The Lunder Institute for American Art, which operates as a research and scholarship arm of the Colby Museum, engaged with museum leaders across the country as part of its Lunder Institute @ program to think about the future of American art. It then convened those leaders for a multi-day gathering in Waterville to discuss their thoughts and findings. The Lunder Institute also brought artists and others together for its annual Summer Think Tank, where conversations thrived.

Working close to home, Lunder Institute Fellow Dwayne Tomah began a yearlong residency after receiving an honorary degree from the College in May. A Passamaquoddy language keeper, storyteller, and cultural preservationist, Tomah’s gift is his ability to bridge cultures. “The more we educate, the more we do outreach, and the more we build these relationships with one another, the better off we will be,” he said. “For me to be able to receive this kind of prestigious recognition from Colby College speaks volumes of their commitment to getting a deeper understanding of Wabanaki people.”

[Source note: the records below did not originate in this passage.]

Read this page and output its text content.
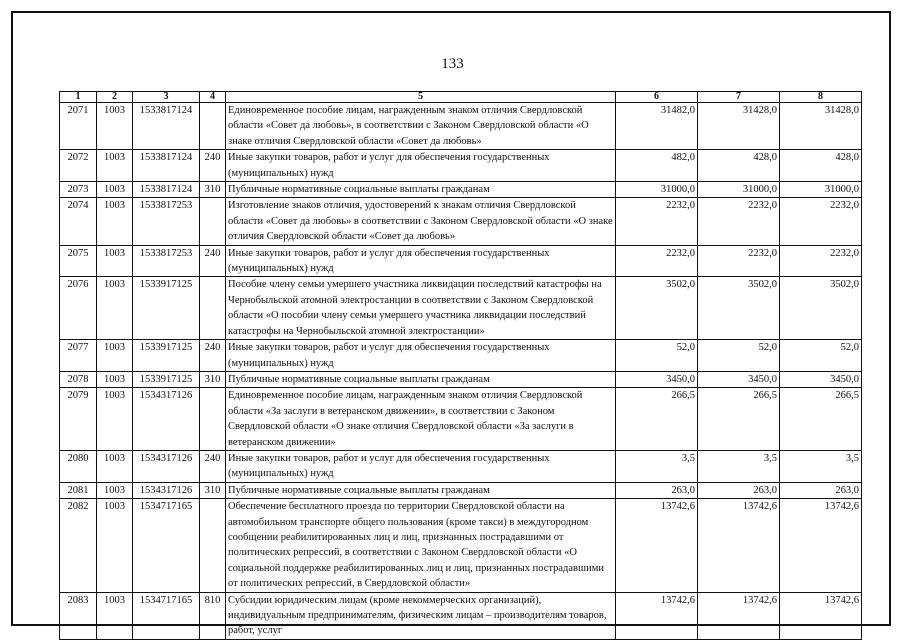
133
1	2	3	4	5	6	7	8
2071	1003	1533817124		Единовременное пособие лицам, награжденным знаком отличия Свердловской области «Совет да любовь», в соответствии с Законом Свердловской области «О знаке отличия Свердловской области «Совет да любовь»	31482,0	31428,0	31428,0
2072	1003	1533817124	240	Иные закупки товаров, работ и услуг для обеспечения государственных (муниципальных) нужд	482,0	428,0	428,0
2073	1003	1533817124	310	Публичные нормативные социальные выплаты гражданам	31000,0	31000,0	31000,0
2074	1003	1533817253		Изготовление знаков отличия, удостоверений к знакам отличия Свердловской области «Совет да любовь» в соответствии с Законом Свердловской области «О знаке отличия Свердловской области «Совет да любовь»	2232,0	2232,0	2232,0
2075	1003	1533817253	240	Иные закупки товаров, работ и услуг для обеспечения государственных (муниципальных) нужд	2232,0	2232,0	2232,0
2076	1003	1533917125		Пособие члену семьи умершего участника ликвидации последствий катастрофы на Чернобыльской атомной электростанции в соответствии с Законом Свердловской области «О пособии члену семьи умершего участника ликвидации последствий катастрофы на Чернобыльской атомной электростанции»	3502,0	3502,0	3502,0
2077	1003	1533917125	240	Иные закупки товаров, работ и услуг для обеспечения государственных (муниципальных) нужд	52,0	52,0	52,0
2078	1003	1533917125	310	Публичные нормативные социальные выплаты гражданам	3450,0	3450,0	3450,0
2079	1003	1534317126		Единовременное пособие лицам, награжденным знаком отличия Свердловской области «За заслуги в ветеранском движении», в соответствии с Законом Свердловской области «О знаке отличия Свердловской области «За заслуги в ветеранском движении»	266,5	266,5	266,5
2080	1003	1534317126	240	Иные закупки товаров, работ и услуг для обеспечения государственных (муниципальных) нужд	3,5	3,5	3,5
2081	1003	1534317126	310	Публичные нормативные социальные выплаты гражданам	263,0	263,0	263,0
2082	1003	1534717165		Обеспечение бесплатного проезда по территории Свердловской области на автомобильном транспорте общего пользования (кроме такси) в междугородном сообщении реабилитированных лиц и лиц, признанных пострадавшими от политических репрессий, в соответствии с Законом Свердловской области «О социальной поддержке реабилитированных лиц и лиц, признанных пострадавшими от политических репрессий, в Свердловской области»	13742,6	13742,6	13742,6
2083	1003	1534717165	810	Субсидии юридическим лицам (кроме некоммерческих организаций), индивидуальным предпринимателям, физическим лицам – производителям товаров, работ, услуг	13742,6	13742,6	13742,6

A painting student works on an exhibition piece in the Crawford Art Studios in preparation for the 2024 Senior Exhibition in the Joan Dignam Schmaltz Gallery of Art at the Paul J. Schupf Art Center. (Photo by Ashley L. Conti)

Colby students got into the act, as well. For the first time, student artists in the senior art show exhibited their capstone projects off campus in the Joan Dignam Schmaltz Gallery of Art at the Colby Museum’s satellite gallery in the Paul J. Schupf Art Center in downtown Waterville. On campus, dozens more turned out for IN TANDEM: The Unconventional Fashion Experience, a Lyons Arts Lab-sponsored event that packed roughly 170 audience members and 45 collaborators into Studio 2 of the Gordon Center on a Saturday evening just before exams. For the fall production of Break, Burn, Build, the Department of Performance, Theater, and Dance presented a riveting, breath-catching production of dramatic and movement pieces that captivated audiences and accented the creative and technical capabilities of Studio 2 with striking lighting and dynamic seating that integrated audience members and the performers. And, several students represented the Art Department at a prestigious Boston printmaking competition, and some won awards for their work. 

Connection to community and a feeling of belonging were at the heart of Of This Place, performed at the Gordon Center for Creative and Performing Arts. (Photo by Melissa Blackall Photography)

At the core of all of Colby’s arts activities is community. At no time was the connection to the community more direct than in Of This Place, a multilayered performance piece that premiered at the Gordon Center in February. Organized and directed by Visiting Assistant Professor of Performance, Theater, and Dance Matthew Cumbie, the project featured performers from Colby and the community and collected stories of Colby, Waterville, and the people who have shaped the communities, past and present. With a team of artistic collaborators, he wove the stories into a sweeping performance integrating dance, storytelling, projection, original music, and theatrical design elements.

“I hope that the questions we’re asking continue to evolve and grow as we all grow in time together,” he said. “That this is a process that we can continue to return to, explore, critique, and celebrate what it means to be here.”